En Belgique, le 28 février 2007, Geneviève Lhermitte (1966-2023) tuait ses cinq enfants, âgés de 3 à 14 ans, dans la maison familiale à Nivelles, en l’absence de son mari et père des enfants, Bouchaïb Moqadem, alors en voyage à l’étranger. Cette tragédie marqua tout le pays. Journaliste au Monde et réalisatrice, Sofia Fischer a étudié le profil de ces mères infanticides, et dénonce une société qui préfère détourner le regard sur ce tabou, alors que les chiffres sont alarmants. Entretien.
Sofia Fischer, qu’est-ce qui vous a poussée à travailler sur ce sujet ?
C’est, parmi de nombreux éléments, dont une histoire familiale complexe, la découverte d’un rapport interministériel selon lequel, aujourd’hui en France, un enfant est tué par sa mère tous les dix jours. J’ai été choquée par ce chiffre et par l’aveu des rapporteurs, qui regrettaient l’absence d’outils appropriés pour évaluer une réalité sûrement sous-estimée. Il s’agit là d’une crise nationale ; or nous l’ignorons. Notre regard ressemble à celui que l’on portait une décennie plus tôt sur les féminicides.
Tout au long de votre film, on retrouve l’idée paradoxale de tuer un enfant pour le protéger. Comment l’expliquez-vous ?
Le documentaire pose une notion complexe : l’altruisme dans le meurtre. Je ne la défends pas. Mais en décryptant les processus de pensée de ces mères, on se rend compte qu’elles se placent en protectrices de leurs enfants. Elles décident de les «emmener» avec elles pour les préserver de violences actuelles ou futures, pour les sauver d’un danger plus grand encore que la mort.
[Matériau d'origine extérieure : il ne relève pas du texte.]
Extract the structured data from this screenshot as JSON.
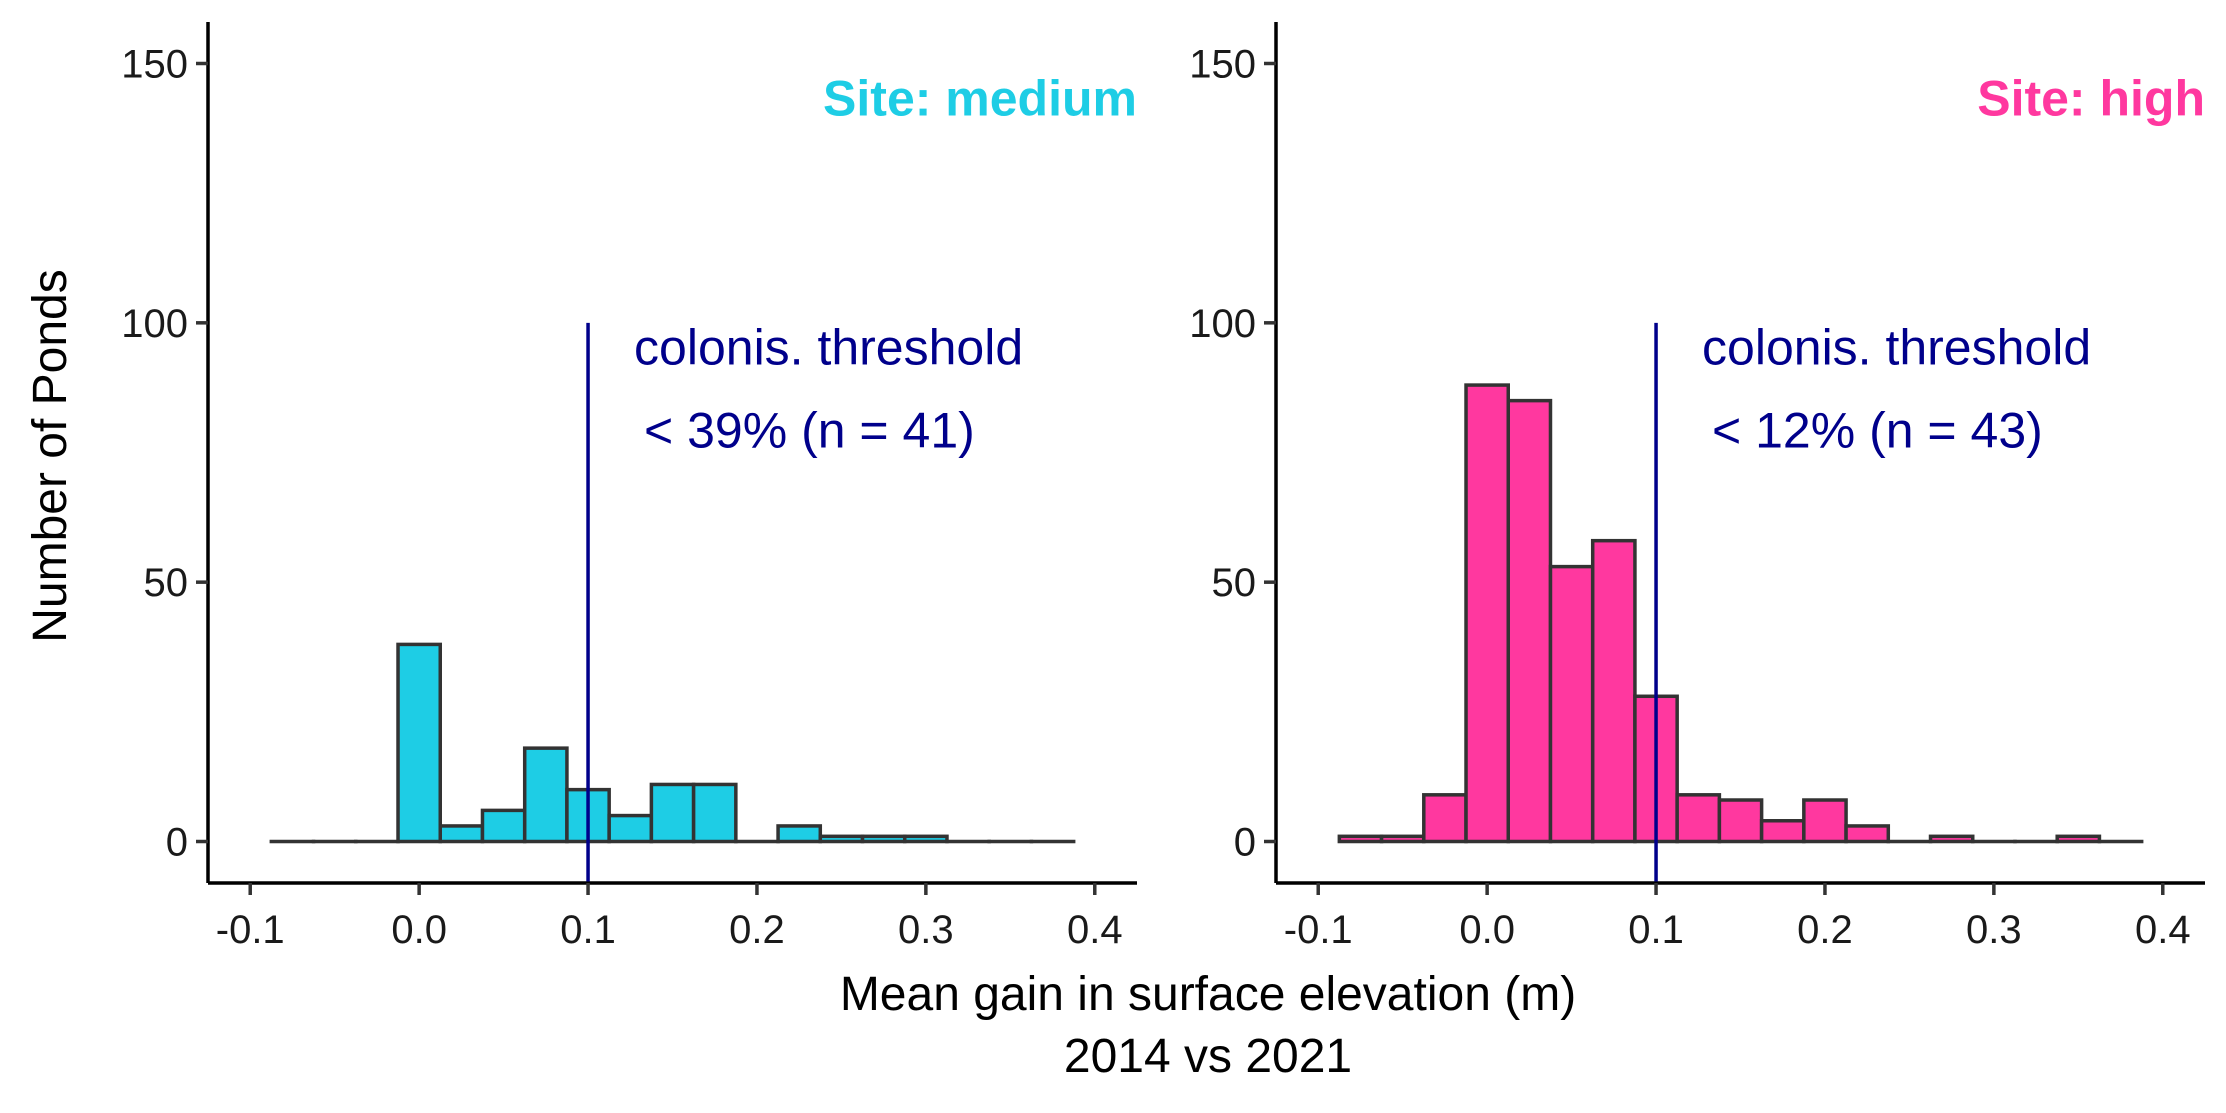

C’est, en tout cas, une logique que j’ai retrouvée dans la totalité des affaires sur lesquelles j’ai travaillé, soit plusieurs dizaines.
Elles témoignent également de douleurs, liées à des violences aggravées.
Ces mères d’âges différents, issues de tous les milieux sociaux, ont subi des incestes, des viols, des violences conjugales… Enfermées dans leur souffrance, elles ne parviennent plus à répondre aux injonctions de la société. Elles ont pour la plupart créé des liens fusionnels avec leurs enfants. Dans leur esprit, si elles se suicident, elles doivent partir avec eux pour ne pas les abandonner.
Autre point commun : celui de planifier ces meurtres…
La préméditation est incontestable. Long processus, réfléchi, l’infanticide, une fois construit dans l’esprit de ces femmes, leur apporte un sentiment d’apaisement. Elles ont tout prévu, jusqu’au dernier goûter avec leurs enfants, souvent dans un lieu aimé : un parc, un McDo… Ce côté méthodique leur sera reproché au tribunal, si elles sont encore en vie.
Parmi les femmes interviewées dans votre documentaire, il y a Christelle, qui a failli tuer ses filles et apparaît aujourd’hui épanouie.
Avec une meilleure prise en charge, comme celle dont a fini par bénéficier Christelle, je suis persuadée que l’immense majorité de ces drames n’aurait pas eu lieu. La France n’a pas engagé la réflexion nécessaire pour endiguer ce phénomène et la société n’est pas en mesure d’entendre ces détresses. Il manque des espaces d’écoute adaptés, du personnel formé. Aucune femme ne se réveille «mère infanticide». Ces drames se produisent après de multiples loupés sociétaux.